I've been talking to my brother-in-law, who is also my insurance agent, about what to do about my insurance post divorce. The first thing is house insurance. The house and the the cabin are in my name. My rates will be dropping by about $100 since my ex's camera gear and electronics won't be on the homeowners policy. Yeah!

The down side is my car insurance rates are going up now that I no longer have that multi-car discount going on. (I tried but he would not accept my bicycle as a second vehicle.) The rates are going up about $14 a month, but naturally I found a way to get around that and drop it down to a smaller increase of $6. How you ask? Simple. I am not paying monthly.

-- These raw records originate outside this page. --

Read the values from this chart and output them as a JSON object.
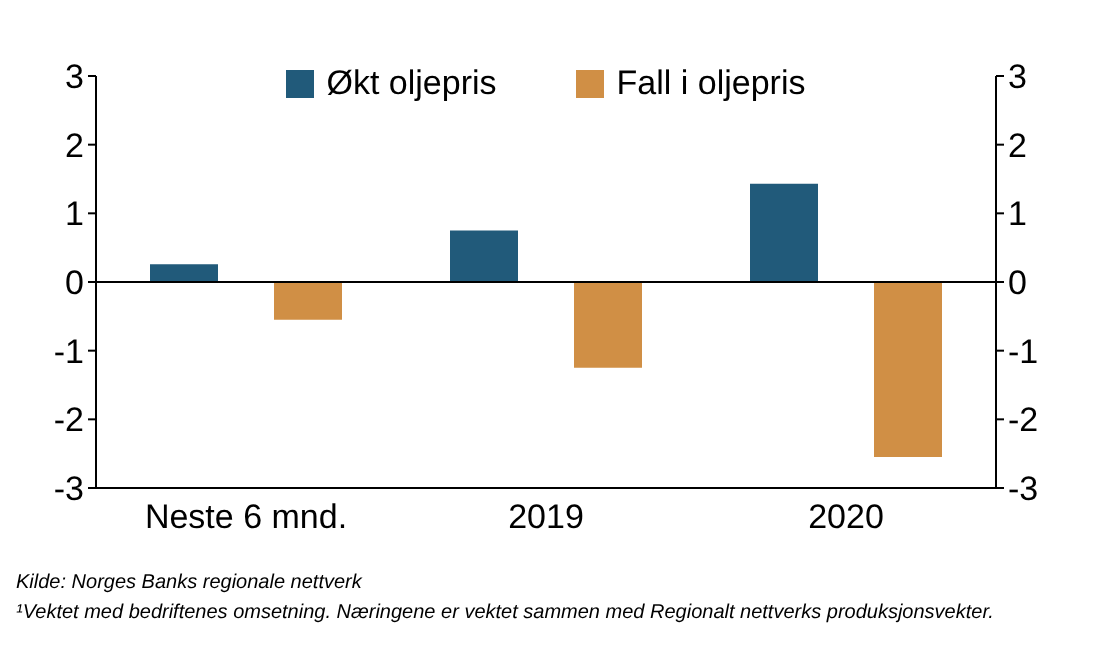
{
  "chart_data": {
    "type": "bar",
    "categories": [
      "Neste 6 mnd.",
      "2019",
      "2020"
    ],
    "series": [
      {
        "name": "Økt oljepris",
        "color": "#215a7a",
        "values": [
          0.26,
          0.75,
          1.43
        ]
      },
      {
        "name": "Fall i oljepris",
        "color": "#d08f45",
        "values": [
          -0.55,
          -1.25,
          -2.55
        ]
      }
    ],
    "ylim": [
      -3,
      3
    ],
    "yticks": [
      -3,
      -2,
      -1,
      0,
      1,
      2,
      3
    ],
    "y2lim": [
      -3,
      3
    ],
    "y2ticks": [
      -3,
      -2,
      -1,
      0,
      1,
      2,
      3
    ],
    "ref_lines": [
      {
        "axis": "y",
        "value": 0,
        "color": "#000000"
      }
    ],
    "legend": "top",
    "grid": false,
    "annotations": [
      "Kilde: Norges Banks regionale nettverk",
      "¹Vektet med bedriftenes omsetning. Næringene er vektet sammen med Regionalt nettverks produksjonsvekter."
    ]
  }
}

Each week I have a small amount auto transfered out of my checking account into my "insurance holding tank." Basically, my bank lets me divide out little accounts for various things - so, I added up my car and life insurance bills, divided them by 52, and set it up so that when the bills hit, I have the funds. It is nice - I hate unexpected bills. Somehow my life insurance bill always snuck up on me.

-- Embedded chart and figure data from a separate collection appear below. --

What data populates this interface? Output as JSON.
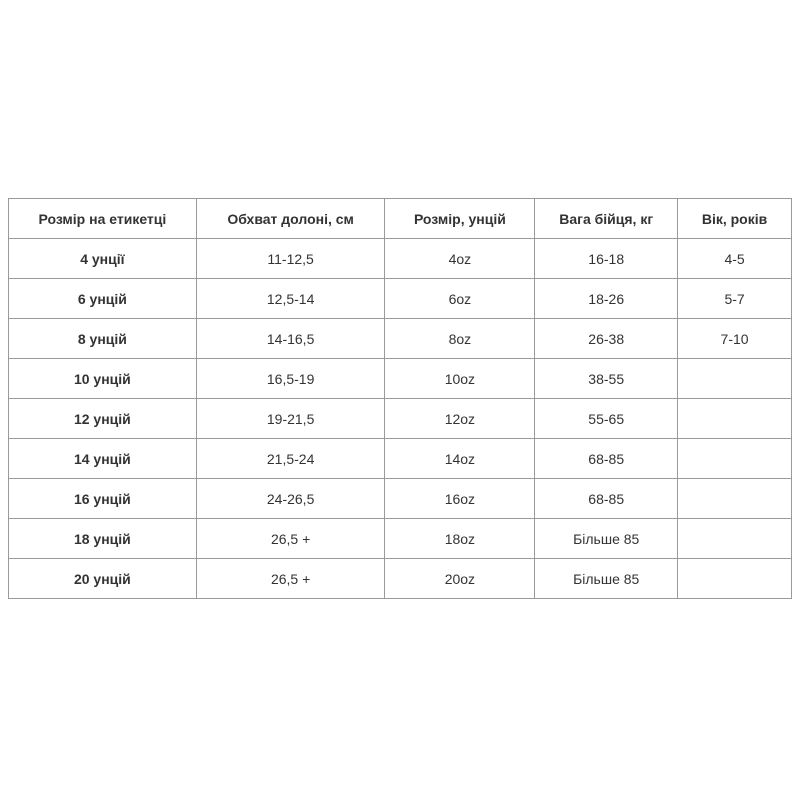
{
  "table": {
    "headers": [
      "Розмір на етикетці",
      "Обхват долоні, см",
      "Розмір, унцій",
      "Вага бійця, кг",
      "Вік, років"
    ],
    "rows": [
      [
        "4 унції",
        "11-12,5",
        "4oz",
        "16-18",
        "4-5"
      ],
      [
        "6 унцій",
        "12,5-14",
        "6oz",
        "18-26",
        "5-7"
      ],
      [
        "8 унцій",
        "14-16,5",
        "8oz",
        "26-38",
        "7-10"
      ],
      [
        "10 унцій",
        "16,5-19",
        "10oz",
        "38-55",
        ""
      ],
      [
        "12 унцій",
        "19-21,5",
        "12oz",
        "55-65",
        ""
      ],
      [
        "14 унцій",
        "21,5-24",
        "14oz",
        "68-85",
        ""
      ],
      [
        "16 унцій",
        "24-26,5",
        "16oz",
        "68-85",
        ""
      ],
      [
        "18 унцій",
        "26,5 +",
        "18oz",
        "Більше 85",
        ""
      ],
      [
        "20 унцій",
        "26,5 +",
        "20oz",
        "Більше 85",
        ""
      ]
    ]
  }
}
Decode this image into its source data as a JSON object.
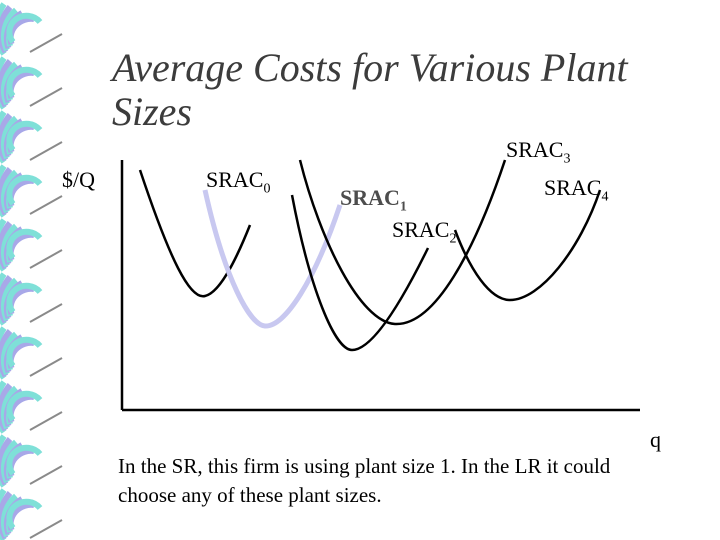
{
  "title": "Average Costs for Various Plant Sizes",
  "y_axis_label": "$/Q",
  "x_axis_label": "q",
  "curves": [
    {
      "name": "SRAC",
      "sub": "0",
      "color": "#000000"
    },
    {
      "name": "SRAC",
      "sub": "1",
      "color": "#c8c8f0"
    },
    {
      "name": "SRAC",
      "sub": "2",
      "color": "#000000"
    },
    {
      "name": "SRAC",
      "sub": "3",
      "color": "#000000"
    },
    {
      "name": "SRAC",
      "sub": "4",
      "color": "#000000"
    }
  ],
  "caption": "In the SR, this firm is using plant size 1. In the LR it could choose any of these plant sizes.",
  "colors": {
    "accent_curve": "#c8c8f0",
    "title": "#3c3c3c",
    "spiral_teal": "#7fe0d8",
    "spiral_lavender": "#a8a8e8"
  },
  "decoration": "spiral-binding"
}
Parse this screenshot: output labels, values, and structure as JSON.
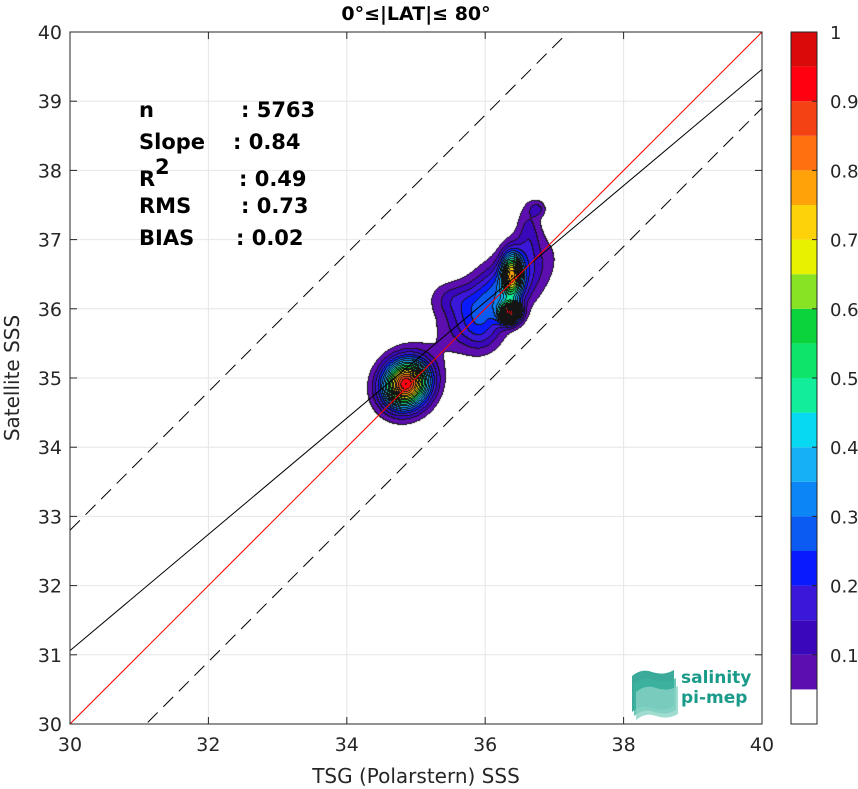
{
  "chart_data": {
    "type": "contour",
    "title": "0°≤|LAT|≤ 80°",
    "xlabel": "TSG (Polarstern) SSS",
    "ylabel": "Satellite SSS",
    "xlim": [
      30,
      40
    ],
    "ylim": [
      30,
      40
    ],
    "x_ticks": [
      "30",
      "32",
      "34",
      "36",
      "38",
      "40"
    ],
    "y_ticks": [
      "30",
      "31",
      "32",
      "33",
      "34",
      "35",
      "36",
      "37",
      "38",
      "39",
      "40"
    ],
    "grid": true,
    "stats": [
      {
        "label": "n",
        "value": ": 5763"
      },
      {
        "label": "Slope",
        "value": ": 0.84"
      },
      {
        "label": "R",
        "sup": "2",
        "value": ": 0.49"
      },
      {
        "label": "RMS",
        "value": ": 0.73"
      },
      {
        "label": "BIAS",
        "value": ": 0.02"
      }
    ],
    "lines": {
      "identity": {
        "slope": 1,
        "intercept": 0,
        "color": "#ff0000"
      },
      "regression": {
        "slope": 0.84,
        "intercept": 5.86,
        "color": "#000000"
      },
      "rms_upper": {
        "slope": 1,
        "intercept": 2.8,
        "style": "dashed"
      },
      "rms_lower": {
        "slope": 1,
        "intercept": -1.1,
        "style": "dashed"
      }
    },
    "clusters": [
      {
        "name": "cluster-1",
        "cx": 34.85,
        "cy": 34.92,
        "sx": 0.23,
        "sy": 0.24,
        "rho": 0.1,
        "peak": 0.95
      },
      {
        "name": "cluster-2",
        "cx": 36.35,
        "cy": 35.95,
        "sx": 0.1,
        "sy": 0.1,
        "rho": 0,
        "peak": 0.8
      },
      {
        "name": "cluster-3",
        "cx": 36.38,
        "cy": 36.5,
        "sx": 0.1,
        "sy": 0.22,
        "rho": 0,
        "peak": 0.58
      },
      {
        "name": "cluster-4",
        "cx": 36.15,
        "cy": 36.2,
        "sx": 0.45,
        "sy": 0.42,
        "rho": 0.65,
        "peak": 0.28
      },
      {
        "name": "cluster-5",
        "cx": 35.95,
        "cy": 35.65,
        "sx": 0.2,
        "sy": 0.22,
        "rho": 0,
        "peak": 0.1
      },
      {
        "name": "cluster-6",
        "cx": 36.62,
        "cy": 37.1,
        "sx": 0.12,
        "sy": 0.3,
        "rho": 0,
        "peak": 0.11
      },
      {
        "name": "cluster-7",
        "cx": 35.5,
        "cy": 36.15,
        "sx": 0.22,
        "sy": 0.17,
        "rho": 0,
        "peak": 0.09
      },
      {
        "name": "cluster-8",
        "cx": 36.75,
        "cy": 37.45,
        "sx": 0.08,
        "sy": 0.08,
        "rho": 0,
        "peak": 0.1
      }
    ],
    "colorbar": {
      "ticks": [
        "0.1",
        "0.2",
        "0.3",
        "0.4",
        "0.5",
        "0.6",
        "0.7",
        "0.8",
        "0.9",
        "1"
      ],
      "levels": [
        0.05,
        0.1,
        0.15,
        0.2,
        0.25,
        0.3,
        0.35,
        0.4,
        0.45,
        0.5,
        0.55,
        0.6,
        0.65,
        0.7,
        0.75,
        0.8,
        0.85,
        0.9,
        0.95,
        1.0
      ],
      "colors": [
        "#ffffff",
        "#5c0fae",
        "#3b07ba",
        "#3b17d9",
        "#0a1aff",
        "#0b5af2",
        "#0b86f4",
        "#16b0f6",
        "#07d9f2",
        "#11ed98",
        "#0ee36a",
        "#0ad33c",
        "#88e324",
        "#e7f100",
        "#fdd20a",
        "#ffa209",
        "#ff7110",
        "#f44215",
        "#ff0010",
        "#d80a0a",
        "#8f0000"
      ]
    }
  },
  "logo": {
    "line1": "salinity",
    "line2": "pi-mep"
  }
}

So anyway... the ex and I were still sharing car insurance and he liked to pay monthly. However, I'm not going to do that. I am going to pay 6 months all in one lump sum. It is going to have to come out of savings of course, because I wasn't prepared to do this. But I have a plan! I am just going to continue my insurance payments... except rather them going to the insurance company - they will be going back to me! Basically, I am loaning myself the money and paying myself back. (At the same time I am going to move things around a little so I am better prepared 6 months from now.)

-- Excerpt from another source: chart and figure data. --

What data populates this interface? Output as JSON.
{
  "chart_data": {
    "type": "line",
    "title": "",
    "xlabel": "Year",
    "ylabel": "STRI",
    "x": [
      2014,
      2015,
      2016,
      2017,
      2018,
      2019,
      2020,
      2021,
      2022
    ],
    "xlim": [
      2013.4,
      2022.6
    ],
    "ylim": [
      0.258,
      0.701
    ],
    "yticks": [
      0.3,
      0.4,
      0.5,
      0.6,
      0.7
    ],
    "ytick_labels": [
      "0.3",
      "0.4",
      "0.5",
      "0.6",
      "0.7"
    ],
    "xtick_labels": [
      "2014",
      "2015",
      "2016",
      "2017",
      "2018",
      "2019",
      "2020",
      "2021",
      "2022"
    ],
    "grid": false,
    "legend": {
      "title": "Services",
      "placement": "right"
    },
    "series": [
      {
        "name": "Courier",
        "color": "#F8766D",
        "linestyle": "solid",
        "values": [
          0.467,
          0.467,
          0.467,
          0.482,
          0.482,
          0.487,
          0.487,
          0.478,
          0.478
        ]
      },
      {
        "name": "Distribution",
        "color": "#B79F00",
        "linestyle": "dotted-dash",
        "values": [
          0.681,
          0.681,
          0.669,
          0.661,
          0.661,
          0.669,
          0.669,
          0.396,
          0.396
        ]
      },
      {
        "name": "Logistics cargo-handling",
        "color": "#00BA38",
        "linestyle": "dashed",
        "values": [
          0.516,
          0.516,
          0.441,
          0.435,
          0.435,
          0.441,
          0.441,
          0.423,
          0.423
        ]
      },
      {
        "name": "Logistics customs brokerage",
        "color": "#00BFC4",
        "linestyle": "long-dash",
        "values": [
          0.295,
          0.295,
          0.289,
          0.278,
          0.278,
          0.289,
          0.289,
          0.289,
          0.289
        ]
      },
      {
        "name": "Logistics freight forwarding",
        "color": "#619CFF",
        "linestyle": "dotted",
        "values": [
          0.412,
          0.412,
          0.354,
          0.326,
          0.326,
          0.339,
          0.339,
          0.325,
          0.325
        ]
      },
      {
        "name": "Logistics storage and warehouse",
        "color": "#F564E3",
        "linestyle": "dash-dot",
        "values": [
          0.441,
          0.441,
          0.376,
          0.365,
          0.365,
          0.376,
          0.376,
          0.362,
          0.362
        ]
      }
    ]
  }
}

I am also working on the life insurance policy. I have a universal life policy.* I have a bit of cash value in it, but am still in the penalty period if I surrender it. I don't want to do that right now unless I have to. Instead I am going to drop my payments down for a year, but keep the policy in force. In a year when I have a better handle on things I can reevaluate what I want to do - kick it back up or what have you. I think this will work well for me - I will remain insured, but I continue to have flexibility.

I'll write more about the final details once my brother in law and I get together to hash them out.

(There now, wasn't that fun?)




*Insurance people - yes, I know all about Term Life. I was licensed in Life, Health and P&C once upon a time. This is the best fit for me right now for a bunch of reasons - but we'll leave that for another post.